CTX PROTECTION SOCIALE, 13 février 2025 — 20/00022

Fait droit à l'ensemble des demandes du ou des demandeurs sans accorder de délais d'exécution au défendeur Cour de cassation — CTX PROTECTION SOCIALE

Texte intégral

RÉPUBLIQUE FRANÇAISE

TRIBUNAL JUDICIAIRE de SAINT ETIENNE CONTENTIEUX GÉNÉRAL ET TECHNIQUE DE LA SÉCURITÉ SOCIALE ET CONTENTIEUX DE L’ADMISSION A L’AIDE SOCIALE (spécialement désigné en application de l’article L. 211-16 du code de l’organisation judiciaire)

N° RG 20/00022 - N° Portalis DBYQ-W-B7E-GRJG

Dispensé des formalités de timbre d’enregistrement (Art. L. 124-1 du code de la sécurité sociale)

JUGEMENT DU 13 février 2025

N° minute :

COMPOSITION DU TRIBUNAL

Lors des débats et du délibéré :

Présidente : Madame Virginie FARINET Assesseur employeur : Monsieur [V] [Z] Assesseur salarié : Monsieur [B] [A]

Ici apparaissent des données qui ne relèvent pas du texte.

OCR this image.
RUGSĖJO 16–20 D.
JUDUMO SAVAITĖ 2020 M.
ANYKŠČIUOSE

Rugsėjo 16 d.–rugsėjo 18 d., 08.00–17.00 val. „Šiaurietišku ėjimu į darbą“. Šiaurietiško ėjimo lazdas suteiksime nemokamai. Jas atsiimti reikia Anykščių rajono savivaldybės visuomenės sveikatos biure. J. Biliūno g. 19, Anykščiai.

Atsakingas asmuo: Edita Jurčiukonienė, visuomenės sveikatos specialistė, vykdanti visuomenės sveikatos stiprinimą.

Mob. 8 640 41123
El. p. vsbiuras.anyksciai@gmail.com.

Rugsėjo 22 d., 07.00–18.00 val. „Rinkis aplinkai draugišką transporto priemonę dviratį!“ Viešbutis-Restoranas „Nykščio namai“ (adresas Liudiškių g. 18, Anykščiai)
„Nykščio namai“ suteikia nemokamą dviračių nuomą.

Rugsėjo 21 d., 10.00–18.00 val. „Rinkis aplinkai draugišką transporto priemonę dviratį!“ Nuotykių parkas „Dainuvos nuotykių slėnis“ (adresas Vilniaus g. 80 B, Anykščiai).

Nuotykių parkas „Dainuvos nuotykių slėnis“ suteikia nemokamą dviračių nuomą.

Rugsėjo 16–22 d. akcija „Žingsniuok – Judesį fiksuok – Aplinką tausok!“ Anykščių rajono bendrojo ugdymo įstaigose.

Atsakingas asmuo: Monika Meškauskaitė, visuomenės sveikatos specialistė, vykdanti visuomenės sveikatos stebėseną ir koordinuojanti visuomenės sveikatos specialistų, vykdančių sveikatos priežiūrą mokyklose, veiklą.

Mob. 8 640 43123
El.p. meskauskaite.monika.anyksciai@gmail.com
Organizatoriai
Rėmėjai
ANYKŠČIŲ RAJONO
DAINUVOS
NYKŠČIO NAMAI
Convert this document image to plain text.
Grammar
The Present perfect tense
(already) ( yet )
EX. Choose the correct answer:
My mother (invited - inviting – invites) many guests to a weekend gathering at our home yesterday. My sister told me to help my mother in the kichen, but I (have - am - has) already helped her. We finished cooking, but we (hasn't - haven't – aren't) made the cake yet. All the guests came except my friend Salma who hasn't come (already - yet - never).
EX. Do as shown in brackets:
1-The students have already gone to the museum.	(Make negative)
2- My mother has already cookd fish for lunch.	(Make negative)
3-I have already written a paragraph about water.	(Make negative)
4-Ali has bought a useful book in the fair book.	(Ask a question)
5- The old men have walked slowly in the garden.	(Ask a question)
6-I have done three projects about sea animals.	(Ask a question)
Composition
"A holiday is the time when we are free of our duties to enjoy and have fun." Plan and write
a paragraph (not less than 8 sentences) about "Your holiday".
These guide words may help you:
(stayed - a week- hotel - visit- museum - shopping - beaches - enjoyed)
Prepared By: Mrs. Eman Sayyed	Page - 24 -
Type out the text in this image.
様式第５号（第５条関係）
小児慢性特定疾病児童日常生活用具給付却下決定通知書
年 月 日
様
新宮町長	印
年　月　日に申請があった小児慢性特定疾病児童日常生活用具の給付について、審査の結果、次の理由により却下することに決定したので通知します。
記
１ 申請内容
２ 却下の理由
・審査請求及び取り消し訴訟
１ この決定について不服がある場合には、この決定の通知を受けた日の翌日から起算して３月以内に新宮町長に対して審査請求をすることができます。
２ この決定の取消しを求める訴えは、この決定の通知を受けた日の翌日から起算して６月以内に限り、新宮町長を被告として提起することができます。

assistés, pendant les débats de Raphaëlle TIXIER, greffière ;

DEBATS : à l'audience publique du 25 novembre 2024

ENTRE :

Monsieur [U] [E] demeurant [Adresse 1]

représenté par Me Géraldine VILLAND, avocat au barreau de SAINT-ETIENNE substitué par Me Norbert POPIER, avocat au barreau de SAINT-ETIENNE

ET :

Société [7] [Localité 11] dont le siège social est sis [Adresse 13]

représentée par Me Valéry ABDOU, avocat au barreau de LYON

PARTIE INTERVENANTE :

LA [6] dont l’adresse est sise [Adresse 14]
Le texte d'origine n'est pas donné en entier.